The CIA also disappeared Harold Holt. It wasn't the Chinese, for once.

[–] rosco385@lemmy.wtf 2 points 4 days ago

Yet we still have shills like Paul Kelly on ABC radio saying the CIA definitely, 100% wasn't involved.

https://www.abc.net.au/listen/programs/latenightlive/paul-kelly-the-dismissal-political-chaos-gough-whitlam/105926152

[–] OscarRobin@lemmy.world -1 points 4 days ago (2 children)

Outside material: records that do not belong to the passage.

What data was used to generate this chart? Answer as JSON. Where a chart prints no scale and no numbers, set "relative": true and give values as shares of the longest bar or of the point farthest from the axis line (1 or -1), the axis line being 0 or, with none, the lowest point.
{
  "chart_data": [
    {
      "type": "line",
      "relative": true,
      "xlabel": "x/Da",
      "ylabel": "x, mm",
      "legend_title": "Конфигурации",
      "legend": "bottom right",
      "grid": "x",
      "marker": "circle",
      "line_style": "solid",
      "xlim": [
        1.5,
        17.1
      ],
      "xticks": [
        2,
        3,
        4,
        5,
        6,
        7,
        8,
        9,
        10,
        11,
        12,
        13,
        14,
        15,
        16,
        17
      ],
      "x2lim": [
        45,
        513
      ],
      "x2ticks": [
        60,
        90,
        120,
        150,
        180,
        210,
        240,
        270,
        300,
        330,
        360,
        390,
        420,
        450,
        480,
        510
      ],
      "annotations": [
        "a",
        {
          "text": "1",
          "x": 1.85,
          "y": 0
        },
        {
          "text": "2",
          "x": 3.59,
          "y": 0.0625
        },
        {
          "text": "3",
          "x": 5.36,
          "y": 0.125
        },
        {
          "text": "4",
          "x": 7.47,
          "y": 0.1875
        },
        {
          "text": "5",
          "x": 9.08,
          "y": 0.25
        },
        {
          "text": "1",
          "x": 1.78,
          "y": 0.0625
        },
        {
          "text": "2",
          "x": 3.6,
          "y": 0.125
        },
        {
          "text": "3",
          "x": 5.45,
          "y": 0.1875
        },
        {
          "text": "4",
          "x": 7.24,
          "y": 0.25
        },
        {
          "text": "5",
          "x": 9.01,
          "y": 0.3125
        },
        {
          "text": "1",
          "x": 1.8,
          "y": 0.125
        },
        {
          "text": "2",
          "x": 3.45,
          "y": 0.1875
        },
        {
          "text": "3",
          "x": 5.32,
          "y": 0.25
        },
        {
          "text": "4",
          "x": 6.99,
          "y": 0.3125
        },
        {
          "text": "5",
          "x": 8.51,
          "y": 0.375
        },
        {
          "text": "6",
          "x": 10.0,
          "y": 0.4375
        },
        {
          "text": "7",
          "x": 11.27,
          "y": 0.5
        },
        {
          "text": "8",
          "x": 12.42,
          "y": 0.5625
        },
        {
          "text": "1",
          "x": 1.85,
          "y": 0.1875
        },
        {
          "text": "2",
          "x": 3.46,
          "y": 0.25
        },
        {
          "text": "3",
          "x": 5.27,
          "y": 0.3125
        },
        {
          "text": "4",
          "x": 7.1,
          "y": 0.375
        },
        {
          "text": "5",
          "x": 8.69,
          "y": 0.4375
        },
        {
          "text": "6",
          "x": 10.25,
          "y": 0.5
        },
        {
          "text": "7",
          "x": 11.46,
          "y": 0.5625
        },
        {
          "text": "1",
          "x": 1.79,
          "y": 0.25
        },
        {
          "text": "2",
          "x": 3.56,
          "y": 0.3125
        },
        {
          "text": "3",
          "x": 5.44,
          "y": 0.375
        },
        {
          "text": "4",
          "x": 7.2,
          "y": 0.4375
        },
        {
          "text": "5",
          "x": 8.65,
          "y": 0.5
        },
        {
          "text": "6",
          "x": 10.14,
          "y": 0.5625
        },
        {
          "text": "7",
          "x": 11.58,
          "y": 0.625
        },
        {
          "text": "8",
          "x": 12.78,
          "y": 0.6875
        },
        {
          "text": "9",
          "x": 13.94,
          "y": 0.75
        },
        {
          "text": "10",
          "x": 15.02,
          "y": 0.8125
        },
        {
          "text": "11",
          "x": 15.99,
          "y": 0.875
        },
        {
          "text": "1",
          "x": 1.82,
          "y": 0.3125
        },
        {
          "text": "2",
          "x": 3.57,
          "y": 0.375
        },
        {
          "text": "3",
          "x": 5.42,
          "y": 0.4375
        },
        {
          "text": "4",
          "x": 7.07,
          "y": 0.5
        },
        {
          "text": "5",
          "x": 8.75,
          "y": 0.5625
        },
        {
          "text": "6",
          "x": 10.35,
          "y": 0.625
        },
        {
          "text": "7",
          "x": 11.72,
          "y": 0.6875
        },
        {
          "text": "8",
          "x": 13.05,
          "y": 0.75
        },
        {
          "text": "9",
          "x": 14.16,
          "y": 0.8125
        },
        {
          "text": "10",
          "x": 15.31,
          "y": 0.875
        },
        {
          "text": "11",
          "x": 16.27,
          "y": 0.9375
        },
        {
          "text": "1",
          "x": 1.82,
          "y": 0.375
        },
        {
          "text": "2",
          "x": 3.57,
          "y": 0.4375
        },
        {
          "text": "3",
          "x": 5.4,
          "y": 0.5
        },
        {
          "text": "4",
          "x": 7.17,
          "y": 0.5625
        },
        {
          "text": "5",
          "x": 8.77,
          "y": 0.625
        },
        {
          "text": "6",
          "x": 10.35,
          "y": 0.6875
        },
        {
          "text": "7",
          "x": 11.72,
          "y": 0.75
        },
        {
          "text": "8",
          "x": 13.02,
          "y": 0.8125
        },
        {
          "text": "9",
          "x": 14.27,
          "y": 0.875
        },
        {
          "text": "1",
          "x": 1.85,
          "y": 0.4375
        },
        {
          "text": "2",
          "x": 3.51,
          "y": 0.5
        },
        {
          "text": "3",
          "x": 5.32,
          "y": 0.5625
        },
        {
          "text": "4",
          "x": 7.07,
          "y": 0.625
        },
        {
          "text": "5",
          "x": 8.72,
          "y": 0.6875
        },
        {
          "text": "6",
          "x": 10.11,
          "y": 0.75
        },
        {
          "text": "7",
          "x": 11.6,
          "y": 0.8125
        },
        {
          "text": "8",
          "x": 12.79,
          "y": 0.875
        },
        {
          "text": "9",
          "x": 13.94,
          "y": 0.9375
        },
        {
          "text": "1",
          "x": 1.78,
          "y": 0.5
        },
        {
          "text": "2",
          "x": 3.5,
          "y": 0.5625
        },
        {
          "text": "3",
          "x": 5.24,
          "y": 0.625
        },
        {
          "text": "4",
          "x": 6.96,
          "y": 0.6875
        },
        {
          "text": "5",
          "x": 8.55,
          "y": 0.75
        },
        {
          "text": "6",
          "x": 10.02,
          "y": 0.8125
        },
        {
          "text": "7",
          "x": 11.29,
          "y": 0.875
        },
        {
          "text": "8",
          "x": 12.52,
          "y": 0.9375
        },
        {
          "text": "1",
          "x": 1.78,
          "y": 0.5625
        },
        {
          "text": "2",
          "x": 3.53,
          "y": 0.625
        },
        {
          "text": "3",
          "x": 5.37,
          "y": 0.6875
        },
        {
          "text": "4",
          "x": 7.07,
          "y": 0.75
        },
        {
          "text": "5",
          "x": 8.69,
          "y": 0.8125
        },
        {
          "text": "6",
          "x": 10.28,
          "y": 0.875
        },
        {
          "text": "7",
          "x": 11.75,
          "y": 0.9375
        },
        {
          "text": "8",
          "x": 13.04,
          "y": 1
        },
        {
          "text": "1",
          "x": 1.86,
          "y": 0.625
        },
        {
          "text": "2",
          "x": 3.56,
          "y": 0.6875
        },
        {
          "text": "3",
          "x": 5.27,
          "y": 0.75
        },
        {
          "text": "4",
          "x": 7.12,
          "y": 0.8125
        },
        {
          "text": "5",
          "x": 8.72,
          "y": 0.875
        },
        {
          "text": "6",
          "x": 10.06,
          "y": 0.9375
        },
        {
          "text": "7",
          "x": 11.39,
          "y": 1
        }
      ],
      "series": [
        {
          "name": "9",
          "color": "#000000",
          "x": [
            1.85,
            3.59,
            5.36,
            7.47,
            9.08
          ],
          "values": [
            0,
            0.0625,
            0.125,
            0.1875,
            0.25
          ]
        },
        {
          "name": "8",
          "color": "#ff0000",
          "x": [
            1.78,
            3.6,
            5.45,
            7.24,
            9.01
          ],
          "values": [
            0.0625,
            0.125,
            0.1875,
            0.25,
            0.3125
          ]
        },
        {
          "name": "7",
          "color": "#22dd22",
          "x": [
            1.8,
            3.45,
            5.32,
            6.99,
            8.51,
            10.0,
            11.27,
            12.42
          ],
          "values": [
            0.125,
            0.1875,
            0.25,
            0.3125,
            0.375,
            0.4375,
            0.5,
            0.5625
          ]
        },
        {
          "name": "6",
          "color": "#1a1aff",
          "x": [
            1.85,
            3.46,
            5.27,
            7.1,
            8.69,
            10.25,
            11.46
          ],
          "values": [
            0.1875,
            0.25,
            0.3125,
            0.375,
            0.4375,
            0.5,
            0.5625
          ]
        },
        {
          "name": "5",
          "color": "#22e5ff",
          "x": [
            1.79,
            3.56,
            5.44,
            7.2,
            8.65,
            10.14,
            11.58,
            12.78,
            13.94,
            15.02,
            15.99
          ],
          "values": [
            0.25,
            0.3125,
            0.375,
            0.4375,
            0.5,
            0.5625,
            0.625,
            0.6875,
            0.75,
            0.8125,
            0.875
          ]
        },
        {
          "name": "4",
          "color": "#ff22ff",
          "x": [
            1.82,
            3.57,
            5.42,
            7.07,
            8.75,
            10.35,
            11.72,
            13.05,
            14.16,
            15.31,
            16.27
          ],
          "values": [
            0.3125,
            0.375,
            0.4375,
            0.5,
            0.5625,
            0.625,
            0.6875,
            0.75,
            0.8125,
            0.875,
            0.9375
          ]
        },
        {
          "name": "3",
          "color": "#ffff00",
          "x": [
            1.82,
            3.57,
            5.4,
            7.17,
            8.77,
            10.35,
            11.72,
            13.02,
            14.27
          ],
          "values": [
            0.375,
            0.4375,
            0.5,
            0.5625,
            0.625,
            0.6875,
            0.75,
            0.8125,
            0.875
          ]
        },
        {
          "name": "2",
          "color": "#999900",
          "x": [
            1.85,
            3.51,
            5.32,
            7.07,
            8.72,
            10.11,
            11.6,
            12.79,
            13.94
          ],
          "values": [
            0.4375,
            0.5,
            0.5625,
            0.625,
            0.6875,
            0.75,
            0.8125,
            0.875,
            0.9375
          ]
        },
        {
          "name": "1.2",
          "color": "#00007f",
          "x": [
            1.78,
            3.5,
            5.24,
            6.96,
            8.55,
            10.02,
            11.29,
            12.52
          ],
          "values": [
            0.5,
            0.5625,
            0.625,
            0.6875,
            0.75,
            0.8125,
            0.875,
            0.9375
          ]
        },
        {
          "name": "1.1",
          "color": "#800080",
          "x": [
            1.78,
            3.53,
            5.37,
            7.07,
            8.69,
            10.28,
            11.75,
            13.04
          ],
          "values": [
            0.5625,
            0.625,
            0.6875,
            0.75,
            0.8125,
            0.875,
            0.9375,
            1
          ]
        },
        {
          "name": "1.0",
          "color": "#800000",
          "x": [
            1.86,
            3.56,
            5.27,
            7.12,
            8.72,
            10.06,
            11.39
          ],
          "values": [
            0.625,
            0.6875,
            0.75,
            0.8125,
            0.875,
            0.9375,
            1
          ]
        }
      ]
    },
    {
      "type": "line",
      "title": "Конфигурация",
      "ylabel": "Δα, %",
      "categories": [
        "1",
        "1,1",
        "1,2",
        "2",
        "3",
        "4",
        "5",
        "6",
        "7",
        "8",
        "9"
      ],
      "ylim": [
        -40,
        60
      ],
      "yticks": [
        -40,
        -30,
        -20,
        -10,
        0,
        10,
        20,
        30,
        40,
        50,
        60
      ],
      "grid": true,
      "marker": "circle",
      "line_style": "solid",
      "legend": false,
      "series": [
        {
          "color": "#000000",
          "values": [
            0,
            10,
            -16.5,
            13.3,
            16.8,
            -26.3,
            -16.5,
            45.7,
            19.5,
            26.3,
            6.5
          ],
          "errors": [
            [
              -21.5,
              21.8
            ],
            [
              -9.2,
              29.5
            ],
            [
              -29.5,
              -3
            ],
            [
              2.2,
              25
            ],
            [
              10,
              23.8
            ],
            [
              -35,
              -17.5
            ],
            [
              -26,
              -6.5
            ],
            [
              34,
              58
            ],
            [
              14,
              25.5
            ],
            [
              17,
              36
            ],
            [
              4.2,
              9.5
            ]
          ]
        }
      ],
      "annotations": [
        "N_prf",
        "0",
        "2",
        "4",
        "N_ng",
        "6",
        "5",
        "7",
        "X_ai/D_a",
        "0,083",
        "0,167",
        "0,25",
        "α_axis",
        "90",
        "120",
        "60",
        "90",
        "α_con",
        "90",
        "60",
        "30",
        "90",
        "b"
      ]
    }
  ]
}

Nah the leading scholars on the crisis consider this a conspiracy theory. In reality our governer general (basically an unelected president whose job is to mostly just do what the elected PM wants) decided that the progressive government’s impending potential of not funding the government due to political deadlock under a PM who would do anything to run out his term in government regardless was untenable, and so basically put the opposition in charge so they could immediately call an election to settle this. I don’t think he made the right decision, and I wouldn’t be surprised if some Americans and Brits the GG invariably spoke to as part of his job thought he should do that or something like it, but I think it was wholly his decision in line with his known political modus operandi.

The idea that there was some underhanded plot from the US though is a conspiracy that has rapidly grown recently due to various unscrupulous political commentators.

[–] dellish@lemmy.world 3 points 4 days ago

The "conspiracy theory" was an almost open secret at the time, only confirmed later by the released letters.

Lack of supply is a trigger for a double-dissolution election, but certainly not grounds for firing the PM and putting the opposition leader in charge. Anyone who thinks that is standard practice needs their head examined.

[–] incompetent@programming.dev 2 points 4 days ago

I'm not familiar with this situation. Who are these political commentators and what do you think their motivation is for pushing the conspiracy theory?

[–] Tempus_Fugit@midwest.social -1 points 5 days ago

Wait, you're telling me all Western nations are the baddies?